Why use closing prices rather than opening lines for the fair-line model?
Opening lines reflect the book's initial estimate plus its expectation of where action will go. Closing lines reflect all information available at game time, including every bet placed by every account type the book has seen. Sharp accounts — the ones whose bets are most correlated with outcome — place most of their volume late, because late markets have the most complete information. The closing price is therefore the highest-information-density publicly available signal about true probability. Opening lines are more useful for studying how books set initial prices; closing lines are more useful for studying what the market collectively believed at game time.
Can I use a single book's closing price instead of a consensus source?
You can, with caveats. Pinnacle's closing lines are widely used as a single-book proxy for consensus because Pinnacle prices with sharp accounts and faces significant volume from informed bettors. But Pinnacle's availability is limited in the US, and other books' closing lines can reflect idiosyncratic factors — book-specific model anchors, lopsided handle that was not balanced out, or late movement the book did not follow. A consensus feed that averages across multiple sharp books is more robust. If you have access to Pinnacle data, it is a reasonable single-source proxy.
How does the Brier score comparison in this backtest generalize to other markets or time periods?

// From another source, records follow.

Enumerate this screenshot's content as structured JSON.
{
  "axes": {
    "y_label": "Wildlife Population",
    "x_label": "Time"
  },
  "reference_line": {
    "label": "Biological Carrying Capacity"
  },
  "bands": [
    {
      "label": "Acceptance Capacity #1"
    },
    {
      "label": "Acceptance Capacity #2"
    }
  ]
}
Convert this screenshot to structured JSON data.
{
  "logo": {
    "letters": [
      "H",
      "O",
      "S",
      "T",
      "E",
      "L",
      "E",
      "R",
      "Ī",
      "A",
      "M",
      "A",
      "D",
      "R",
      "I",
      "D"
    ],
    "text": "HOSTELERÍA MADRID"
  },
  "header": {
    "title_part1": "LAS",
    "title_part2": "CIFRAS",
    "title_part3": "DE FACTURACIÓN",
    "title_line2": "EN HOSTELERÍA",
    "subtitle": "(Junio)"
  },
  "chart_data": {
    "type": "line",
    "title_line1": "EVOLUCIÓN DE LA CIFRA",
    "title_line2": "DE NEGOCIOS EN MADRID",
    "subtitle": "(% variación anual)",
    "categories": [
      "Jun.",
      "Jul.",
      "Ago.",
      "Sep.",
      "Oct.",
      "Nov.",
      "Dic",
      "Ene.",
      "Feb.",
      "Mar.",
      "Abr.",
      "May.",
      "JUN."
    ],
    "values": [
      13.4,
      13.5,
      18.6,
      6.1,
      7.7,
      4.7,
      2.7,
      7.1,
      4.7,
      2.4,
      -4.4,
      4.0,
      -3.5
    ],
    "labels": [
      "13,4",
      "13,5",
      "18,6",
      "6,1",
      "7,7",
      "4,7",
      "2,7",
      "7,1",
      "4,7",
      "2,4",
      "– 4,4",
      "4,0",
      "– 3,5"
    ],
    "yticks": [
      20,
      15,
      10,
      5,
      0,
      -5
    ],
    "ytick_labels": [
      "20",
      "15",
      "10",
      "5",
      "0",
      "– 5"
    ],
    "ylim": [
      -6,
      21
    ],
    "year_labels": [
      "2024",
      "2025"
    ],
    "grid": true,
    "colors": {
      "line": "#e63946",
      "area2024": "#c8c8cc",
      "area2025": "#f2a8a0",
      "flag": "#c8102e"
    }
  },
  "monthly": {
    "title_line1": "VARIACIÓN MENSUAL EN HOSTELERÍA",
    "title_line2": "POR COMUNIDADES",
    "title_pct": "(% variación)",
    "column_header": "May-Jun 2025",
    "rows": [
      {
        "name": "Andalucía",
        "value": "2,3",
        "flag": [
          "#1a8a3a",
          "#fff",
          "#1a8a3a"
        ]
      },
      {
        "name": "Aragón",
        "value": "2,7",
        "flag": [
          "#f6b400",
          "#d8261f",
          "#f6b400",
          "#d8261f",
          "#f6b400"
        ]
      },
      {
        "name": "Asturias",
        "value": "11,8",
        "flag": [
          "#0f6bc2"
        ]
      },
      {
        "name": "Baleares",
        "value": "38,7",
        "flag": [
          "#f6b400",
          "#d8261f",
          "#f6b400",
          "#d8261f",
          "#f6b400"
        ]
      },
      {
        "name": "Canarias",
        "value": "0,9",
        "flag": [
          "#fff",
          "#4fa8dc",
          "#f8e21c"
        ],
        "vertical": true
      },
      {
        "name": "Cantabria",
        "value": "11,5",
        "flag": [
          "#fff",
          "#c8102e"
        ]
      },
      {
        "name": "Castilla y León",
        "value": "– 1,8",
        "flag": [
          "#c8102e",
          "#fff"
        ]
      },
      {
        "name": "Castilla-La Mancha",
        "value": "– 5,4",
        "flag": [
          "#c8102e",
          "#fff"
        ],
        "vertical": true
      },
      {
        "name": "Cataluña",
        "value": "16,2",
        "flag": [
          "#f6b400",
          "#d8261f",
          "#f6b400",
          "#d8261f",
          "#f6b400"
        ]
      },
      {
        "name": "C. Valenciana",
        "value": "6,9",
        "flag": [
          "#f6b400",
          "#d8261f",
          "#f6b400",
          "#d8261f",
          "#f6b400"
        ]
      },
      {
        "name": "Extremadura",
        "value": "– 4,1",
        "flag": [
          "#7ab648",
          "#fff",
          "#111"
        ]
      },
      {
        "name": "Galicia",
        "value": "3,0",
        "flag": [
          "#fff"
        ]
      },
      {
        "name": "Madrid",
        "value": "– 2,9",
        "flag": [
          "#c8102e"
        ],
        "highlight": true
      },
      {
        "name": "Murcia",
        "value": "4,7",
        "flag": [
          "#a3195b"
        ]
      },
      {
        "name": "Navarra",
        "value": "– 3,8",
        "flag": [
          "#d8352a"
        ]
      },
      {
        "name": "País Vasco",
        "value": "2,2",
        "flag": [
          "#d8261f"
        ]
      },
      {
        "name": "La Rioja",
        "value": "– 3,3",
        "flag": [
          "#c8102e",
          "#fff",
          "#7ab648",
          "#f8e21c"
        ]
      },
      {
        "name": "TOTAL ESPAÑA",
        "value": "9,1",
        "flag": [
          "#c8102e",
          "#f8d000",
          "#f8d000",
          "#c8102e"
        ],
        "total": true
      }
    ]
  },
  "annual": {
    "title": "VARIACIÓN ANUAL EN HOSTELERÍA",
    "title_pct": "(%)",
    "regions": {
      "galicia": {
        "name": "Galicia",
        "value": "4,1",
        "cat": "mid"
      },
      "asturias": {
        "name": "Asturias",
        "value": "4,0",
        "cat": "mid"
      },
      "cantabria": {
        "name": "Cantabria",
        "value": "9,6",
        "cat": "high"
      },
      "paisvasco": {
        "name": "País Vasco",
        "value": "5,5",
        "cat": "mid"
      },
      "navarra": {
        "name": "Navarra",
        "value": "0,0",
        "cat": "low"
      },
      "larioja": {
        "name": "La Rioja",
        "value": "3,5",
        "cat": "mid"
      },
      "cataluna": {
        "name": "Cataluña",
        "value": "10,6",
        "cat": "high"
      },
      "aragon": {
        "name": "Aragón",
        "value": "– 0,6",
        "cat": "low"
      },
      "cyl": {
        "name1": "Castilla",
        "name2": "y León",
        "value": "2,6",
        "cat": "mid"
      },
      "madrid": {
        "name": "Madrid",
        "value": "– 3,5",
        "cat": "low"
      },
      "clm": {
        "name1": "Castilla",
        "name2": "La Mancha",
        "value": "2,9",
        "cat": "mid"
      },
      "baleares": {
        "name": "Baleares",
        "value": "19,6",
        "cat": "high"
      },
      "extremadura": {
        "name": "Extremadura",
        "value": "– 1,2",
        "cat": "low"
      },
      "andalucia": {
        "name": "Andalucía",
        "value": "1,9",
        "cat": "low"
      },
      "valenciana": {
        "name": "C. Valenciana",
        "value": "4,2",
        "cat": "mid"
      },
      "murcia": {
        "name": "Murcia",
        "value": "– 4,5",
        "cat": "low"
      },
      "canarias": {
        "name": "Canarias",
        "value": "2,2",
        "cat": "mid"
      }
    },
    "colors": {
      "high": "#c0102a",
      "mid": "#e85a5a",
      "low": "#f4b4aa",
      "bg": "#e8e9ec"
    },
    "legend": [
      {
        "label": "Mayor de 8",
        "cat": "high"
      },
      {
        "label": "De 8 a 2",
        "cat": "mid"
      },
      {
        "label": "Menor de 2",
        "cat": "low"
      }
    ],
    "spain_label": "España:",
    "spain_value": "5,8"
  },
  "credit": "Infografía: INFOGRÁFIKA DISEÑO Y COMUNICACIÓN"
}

It may not generalize fully. The Brier score differences in this backtest are consistent directionally with the theoretical predictions of each method, which gives some confidence in generalizability. But the specific magnitude of the difference depends on the composition of the sample — how many lopsided markets it contains, the distribution of overround levels, and the historical win rates for heavy favorites in the specific seasons covered. Running the same three-method comparison on your own sport and time period is the correct check before committing to a method default.